Electricians typically perform troubleshooting, inspections, installations, modifications, and maintenance relating to electronic systems and equipment. This career can be a financially lucrative one, but electrician salaries can vary depending on multiple factors. The region you live in, your specific area of expertise, and the amount of experience that you have all play a role in determining your salary as an electrician.
Overall Pay Rates for Electricians
In 2012, the lowest paid electricians earned an annual wage of $30,000, while the highest paid electricians made more than $80,000. As a result, the median wage for electricians in 2012 was $49,840. In addition to these salaries, electricians are typically offered benefits packages as part of their employment. As an electrician, your benefit package will typically include health and dental insurance, paid vacation time, life insurance and 401k.

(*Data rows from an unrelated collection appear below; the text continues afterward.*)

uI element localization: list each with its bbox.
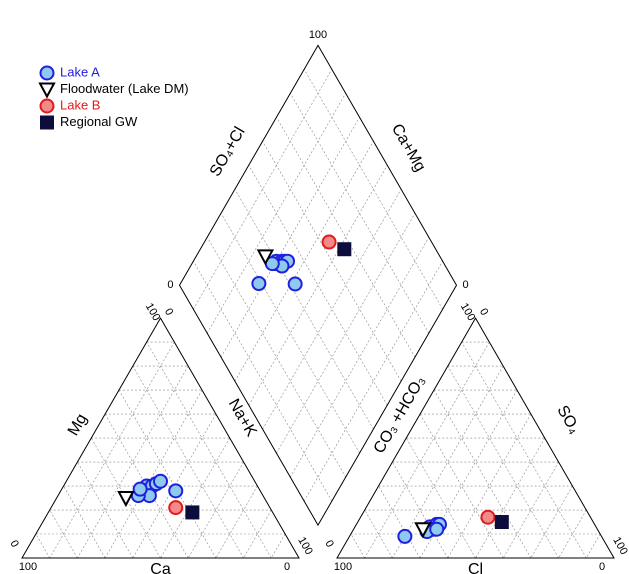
grid-line: [49, 341, 175, 559]
data-point: [185, 505, 200, 520]
data-point: [321, 234, 337, 250]
legend-label: Regional GW: [60, 114, 138, 129]
grid-line: [461, 341, 587, 559]
axis-label: Ca: [150, 561, 171, 574]
series: [185, 242, 509, 530]
tick-label: 100: [309, 29, 327, 41]
grid-line: [586, 533, 601, 559]
data-point: [494, 515, 509, 530]
legend-marker: [40, 115, 54, 130]
grid-line: [447, 365, 559, 559]
grid-line: [530, 485, 573, 559]
grid-line: [392, 461, 449, 559]
grid-line: [271, 533, 286, 559]
data-point: [251, 276, 267, 292]
grid-line: [104, 389, 203, 559]
cation-triangle: [21, 317, 300, 559]
grid-line: [132, 365, 244, 559]
diamond: [178, 44, 458, 527]
data-point: [168, 500, 184, 516]
grid-line: [215, 485, 258, 559]
axis-label: Na+K: [225, 396, 260, 440]
grid-line: [49, 509, 78, 559]
grid-line: [77, 461, 134, 559]
data-point: [337, 242, 352, 257]
legend-label: Lake B: [60, 97, 100, 112]
grid-line: [392, 365, 504, 559]
data-point: [256, 249, 275, 266]
axis-label: Mg: [65, 411, 91, 439]
data-point: [480, 509, 496, 525]
grid-line: [77, 365, 189, 559]
grid-line: [558, 509, 587, 559]
tick-label: 100: [295, 535, 315, 557]
data-point: [287, 276, 303, 292]
anion-triangle: [336, 317, 615, 559]
data-point: [429, 521, 445, 537]
tick-label: 0: [599, 561, 605, 573]
grid-line: [350, 533, 365, 559]
grid-line: [475, 437, 546, 559]
tick-label: 100: [610, 535, 629, 557]
grid-line: [187, 461, 244, 559]
tick-label: 0: [284, 561, 290, 573]
tick-label: 0: [322, 538, 335, 549]
legend-label: Lake A: [60, 64, 100, 79]
grid-line: [405, 437, 476, 559]
data-point: [153, 473, 168, 489]
legend-marker: [38, 82, 56, 99]
series: [130, 253, 447, 544]
tick-label: 0: [463, 279, 469, 291]
tick-label: 0: [477, 306, 490, 317]
tick-label: 100: [19, 561, 37, 573]
tick-label: 0: [167, 279, 173, 291]
grid-line: [63, 485, 106, 559]
series: [168, 234, 496, 525]
axis-label: SO₄: [553, 403, 583, 437]
grid-line: [364, 509, 393, 559]
grid-line: [118, 389, 217, 559]
tick-label: 0: [7, 538, 20, 549]
data-point: [132, 481, 148, 497]
tick-label: 100: [334, 561, 352, 573]
grid-line: [364, 341, 490, 559]
axis-label: Ca+Mg: [388, 121, 429, 175]
series: [117, 249, 432, 539]
tick-label: 0: [162, 306, 175, 317]
grid-line: [502, 461, 559, 559]
grid-line: [243, 509, 272, 559]
grid-line: [378, 485, 421, 559]
grid-line: [433, 389, 532, 559]
data-point: [117, 491, 135, 508]
axis-label: SO₄+Cl: [207, 124, 249, 179]
grid-line: [146, 341, 272, 559]
legend-marker: [39, 98, 55, 114]
data-point: [397, 528, 413, 544]
data-point: [414, 522, 432, 539]
legend-label: Floodwater (Lake DM): [60, 81, 189, 96]
data-point: [168, 483, 184, 499]
axis-label: Cl: [468, 561, 483, 574]
grid-line: [160, 437, 231, 559]
legend-marker: [39, 65, 55, 81]
grid-line: [35, 533, 50, 559]
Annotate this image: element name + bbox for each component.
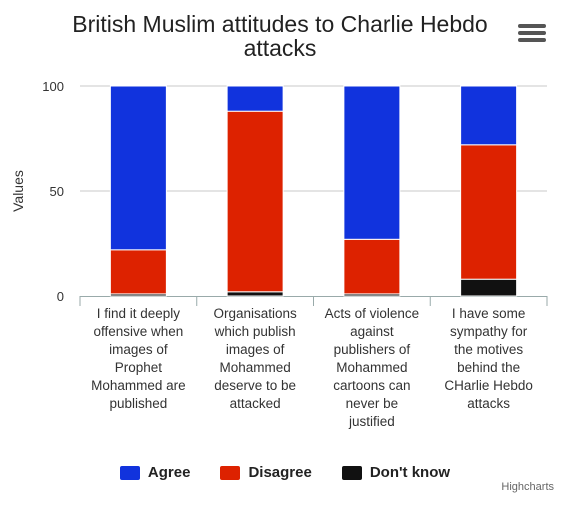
x-tick-label: justified — [348, 414, 395, 429]
legend-item-disagree[interactable]: Disagree — [220, 464, 312, 481]
x-tick-label: CHarlie Hebdo — [444, 378, 533, 393]
credits-link[interactable]: Highcharts — [501, 481, 554, 493]
bar-agree[interactable] — [343, 85, 401, 240]
bar-don-t-know[interactable] — [460, 278, 518, 297]
x-tick-label: I have some — [452, 306, 526, 321]
legend-label: Disagree — [248, 464, 312, 481]
x-tick-label: images of — [109, 342, 168, 357]
x-tick-label: the motives — [454, 342, 523, 357]
x-tick-label: Organisations — [213, 306, 297, 321]
x-tick-label: Mohammed — [219, 360, 290, 375]
bar-disagree[interactable] — [109, 249, 167, 295]
chart-plot: 0 50 100 Values I find it deeply offensive wh… — [10, 79, 548, 429]
legend-label: Agree — [147, 464, 191, 481]
legend-swatch — [119, 465, 140, 480]
bar-agree[interactable] — [109, 85, 167, 251]
x-tick-label: against — [350, 324, 394, 339]
x-tick-label: attacked — [230, 396, 281, 411]
chart-legend: Agree Disagree Don't know — [0, 464, 570, 481]
y-tick-label: 100 — [42, 79, 64, 94]
x-tick-label: publishers of — [334, 342, 411, 357]
y-axis-title: Values — [10, 170, 26, 212]
x-tick-label: Mohammed — [336, 360, 407, 375]
x-tick-label: Acts of violence — [325, 306, 420, 321]
x-tick-label: published — [109, 396, 167, 411]
bar-disagree[interactable] — [343, 238, 401, 295]
x-tick-label: attacks — [467, 396, 510, 411]
x-tick-label: offensive when — [93, 324, 183, 339]
y-tick-label: 0 — [57, 289, 64, 304]
legend-swatch — [220, 465, 241, 480]
x-tick-label: which publish — [214, 324, 296, 339]
legend-item-agree[interactable]: Agree — [119, 464, 191, 481]
legend-label: Don't know — [369, 464, 451, 481]
chart-title: British Muslim attitudes to Charlie Hebd… — [72, 11, 488, 61]
legend-item-don-t-know[interactable]: Don't know — [341, 464, 451, 481]
legend-swatch — [341, 465, 362, 480]
x-tick-label: Mohammed are — [91, 378, 186, 393]
bar-agree[interactable] — [226, 85, 284, 112]
x-tick-label: behind the — [457, 360, 520, 375]
bar-disagree[interactable] — [460, 144, 518, 280]
x-tick-label: cartoons can — [333, 378, 410, 393]
x-tick-label: I find it deeply — [97, 306, 181, 321]
bar-agree[interactable] — [460, 85, 518, 146]
x-tick-label: never be — [346, 396, 399, 411]
bar-disagree[interactable] — [226, 110, 284, 293]
x-tick-label: images of — [226, 342, 285, 357]
x-tick-label: sympathy for — [450, 324, 528, 339]
x-tick-label: Prophet — [115, 360, 163, 375]
bar-don-t-know[interactable] — [226, 291, 284, 297]
x-tick-label: deserve to be — [214, 378, 296, 393]
chart-menu-icon[interactable] — [518, 24, 546, 46]
y-tick-label: 50 — [50, 184, 64, 199]
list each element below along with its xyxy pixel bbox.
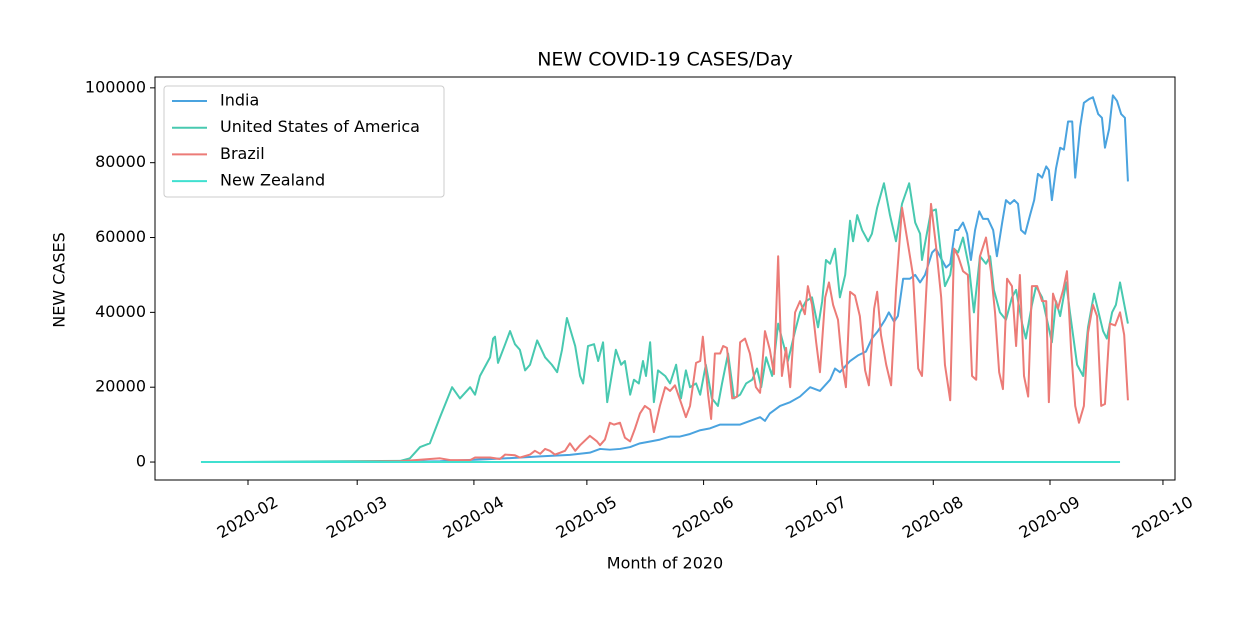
x-axis-label: Month of 2020	[607, 554, 723, 573]
legend: India United States of America Brazil New Z…	[163, 85, 445, 198]
legend-label: India	[220, 91, 259, 110]
y-tick-label: 80000	[95, 152, 146, 171]
legend-label: United States of America	[220, 117, 420, 136]
y-tick-label: 60000	[95, 227, 146, 246]
series-line	[339, 202, 1129, 464]
plot-area	[200, 94, 1129, 464]
y-tick-label: 0	[136, 452, 146, 471]
chart-title: NEW COVID-19 CASES/Day	[537, 49, 793, 71]
legend-label: Brazil	[220, 144, 265, 163]
y-tick-label: 100000	[85, 77, 146, 96]
y-axis-label: NEW CASES	[50, 232, 69, 328]
y-tick-label: 40000	[95, 302, 146, 321]
y-tick-label: 20000	[95, 377, 146, 396]
series-line	[237, 94, 1129, 464]
legend-label: New Zealand	[220, 171, 325, 190]
axes-frame	[154, 76, 1176, 481]
legend-box	[163, 85, 445, 198]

Electrician Salaries Based on Specialty
The salary that you are able to earn as an electrician is dependent upon the type of electrician specialty that you choose. For example, an industrial electrician specializes in the maintenance of factory and production equipment; a typical annual salary is $41,000. The salary of a commercial electrician responsible for the electrical equipment of large companies ranges between $50,000 to $75,000, and larger salaries are delivered to those who work for the government. In contrast, a residential electrician performs jobs in individual homes and can expect an average annual starting salary of $32,000.
Regional Factors That Determine Salary
In general, you will make more as an electrician if you live in a major metropolitan area. The median salary for electricians in Trenton, New Jersey and San Francisco, California is more than $80,000. Electricians living in the city of New York enjoy an annual median salary of more than $79,000. Alaska, New York, Illinois, Oregon, and New Jersey are the states that average the highest annual mean salaries for electricians.
Advancement Possibilities for Electricians
The amount of experience that an electrician has definitely impacts their salary capabilities. In order to train to be an electrician, you will need to complete an apprenticeship; typical starting salaries are $20,000 per year. Once you have progressed to the level of completing tasks on your own without the supervision of another electrician, you will be a journeyman electrician and can expect to earn between $30,000 to $48,000 as a starting salary. After several years of work experience, you may become a master electrician responsible for overseeing the work of other electricians. At this job level, you will be responsible for obtaining work permits and can expect to earn at least $55,000 annually.
One of the benefits of becoming an electrician is the flexibility that the field provides. You will be able to choose from multiple areas of specialties, geographic locations, and employers if you become an electrician. Your salary potential is equally flexible and will heavily depend upon your other career choices.